The second branch of calculus is integral calculus. This branch deals with finding a function when its rate of change is known. In our case, we will start with the graphs for velocity versus time. We will take the area under the curve at specified time intervals. This area should be the distance the rider has traveled.
In this section, I hope to give a person a feel for what the derivative and integral are. I will do this by first plotting points of Kasey pedaling. I will then connect the points. This graph should be a curve. However, as noted in the previous section, the submitted graphs will be done with straight lines. This is not all that bad because in Calculus, you assume that as the interval becomes smaller and smaller that the graph approximates the straight line segment in each interval. I will then draw tangents to the distance versus time graph. I will show how the slope of the tangents is the velocity at the respective points. I will then take the velocity versus time graph and find the area under the curve. I will show how this area is the distance that the rider has traveled. I will not present algorithms to find the derivative or integral.
The section starts with coordinates. The basic idea of analytic geometry is the establishment of a one-to-one correspondence between a pair of numbers and the points on a plane. Some students have difficulty with which coordinate is presented first. I tell them that it is alphabetical order; the x-coordinate is presented first.
Next, we will discuss the slope of a straight line, where slope is given by the change in y-direction divided by the change in the x-direction. In finding the slope of graphs in a mathematics book, I tell my students to start at a point which is on the grid of x and y values. Let’s stay away from fractions. I then tell them to walk forward. It is important to move in the positive direction since this is then one less negative number to worry about. When you hit the next intersection, look up or down the y-axis and see if the graph goes through an intersection. If it does, count how many blocks away the graph is. This is why it is important to move positively along the x-axis, if you move up to meet the graph, you have a positive slope; if you move down, you have a negative slope.
Unfortunately, my graph of the tangents to the distance versus velocity didn’t work out as neatly as a textbook example. Then I noticed something. If I continued the tangent so that it crossed the x-axis, I only had one unknown to estimate. I drew the tangent at a known point; that’s one coordinate pair known. When I cross the x-axis, the y-value is known; it’s zero. That only leaves one x-value to find. This technique worked fine. We will then proceed to the equation for a straight line. We will start with the slope intercept method: y = mx + b, where m is the slope and b is the y-intercept. From there we will go to a more general equation Ax + By + C = O.
In an advanced class, I would then move to functions. A function is a set of ordered pairs of numbers (x,y) such that to each value of the first variable (x) there corresponds a unique value of the second variable (y). We will then graph the functions.
We now go from the slope of a straight line to the slope of a curve. We can show how if we make the intervals small enough, a curve can be approximated by a set of straight lines. This leads to finding the derivative of a function. By the derivative we mean the slope of the tangent to the curve at a particular point.

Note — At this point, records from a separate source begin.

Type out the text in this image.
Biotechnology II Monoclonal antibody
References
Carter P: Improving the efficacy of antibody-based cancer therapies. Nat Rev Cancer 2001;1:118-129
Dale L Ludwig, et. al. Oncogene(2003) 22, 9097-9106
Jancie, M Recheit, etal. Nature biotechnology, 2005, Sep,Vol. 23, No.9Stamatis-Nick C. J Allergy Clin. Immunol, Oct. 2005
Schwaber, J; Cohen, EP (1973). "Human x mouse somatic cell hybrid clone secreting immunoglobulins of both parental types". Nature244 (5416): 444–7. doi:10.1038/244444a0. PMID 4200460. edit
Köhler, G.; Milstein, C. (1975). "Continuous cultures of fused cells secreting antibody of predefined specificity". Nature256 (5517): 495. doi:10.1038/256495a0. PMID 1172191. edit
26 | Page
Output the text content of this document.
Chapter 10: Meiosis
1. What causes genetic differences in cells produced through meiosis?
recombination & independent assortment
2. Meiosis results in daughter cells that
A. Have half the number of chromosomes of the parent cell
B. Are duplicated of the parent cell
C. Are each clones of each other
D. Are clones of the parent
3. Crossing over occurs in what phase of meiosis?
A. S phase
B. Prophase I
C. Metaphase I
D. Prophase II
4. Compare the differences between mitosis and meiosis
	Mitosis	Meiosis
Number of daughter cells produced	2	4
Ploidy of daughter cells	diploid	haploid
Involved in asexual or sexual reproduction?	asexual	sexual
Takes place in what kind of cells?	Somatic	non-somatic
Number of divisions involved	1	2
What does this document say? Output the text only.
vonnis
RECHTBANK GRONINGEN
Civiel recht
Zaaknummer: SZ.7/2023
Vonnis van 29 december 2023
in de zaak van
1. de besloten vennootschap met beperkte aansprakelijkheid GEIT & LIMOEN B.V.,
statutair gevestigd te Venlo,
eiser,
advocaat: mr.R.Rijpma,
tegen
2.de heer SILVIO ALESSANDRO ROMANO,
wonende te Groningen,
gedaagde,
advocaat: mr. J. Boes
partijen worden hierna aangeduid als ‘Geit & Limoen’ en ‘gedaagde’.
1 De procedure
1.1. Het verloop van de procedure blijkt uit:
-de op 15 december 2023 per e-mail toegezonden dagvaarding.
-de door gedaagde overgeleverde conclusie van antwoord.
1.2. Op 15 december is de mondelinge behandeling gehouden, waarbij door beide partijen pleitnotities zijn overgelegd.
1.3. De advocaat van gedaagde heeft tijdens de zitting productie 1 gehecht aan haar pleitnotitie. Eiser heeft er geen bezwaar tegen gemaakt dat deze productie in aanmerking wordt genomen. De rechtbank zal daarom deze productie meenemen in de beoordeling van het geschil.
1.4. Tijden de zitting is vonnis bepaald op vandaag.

I drew five tangent lines to the distance versus time graph. Looking at the graph, the slopes from left to right are 10.7, 17.1, 21.0, 30.5 and 32.1. This matches up to computed velocities of 8.5, 14.0, 22.7, 29.4 and 30.5. So, we’re in the ball park. From these results I was able to show how the slope of the line increases as the velocity increases. Also, how when a state of constant velocity is reached, the lines are parallel.
Although it is not in the scope of this paper, I did a regression analysis on my observed points. I used the Data Regression Menu found in Lotus 1-2-3. This command is straight forward and simple. You do not have to have any knowledge of degrees of freedom or standard error of coefficients. You just plug in the numbers. Using a cubic regression, this method gave me velocities of 9.2, 16.0, 20.2, 28.4, 32.5 and 30.7. I liked this curve fitting method better, but I didn’t want to confuse my students. After all, I had been breaking it on them to make sure that their numbers were exact.
To show integration, I took the graph of instantaneous velocity versus time and drew lines parallel to the y-axis through the given points. I then used the trapezoid rule for approximation of the area under a curve. The formula for area of a trapezoid is:
Area = 1/2 x (basel + base2) x height
Our results were extremely accurate once the constant velocity state was reached. For our other values, we should have had smaller intervals. However, they were close enough for a Friday in May demonstration.
We could have gone on with the derivative of the velocity to find acceleration. We didn’t because, as noted, I wanted to have more measurements. I still view this section as a success because I was able to graphically show the derivative and the integral.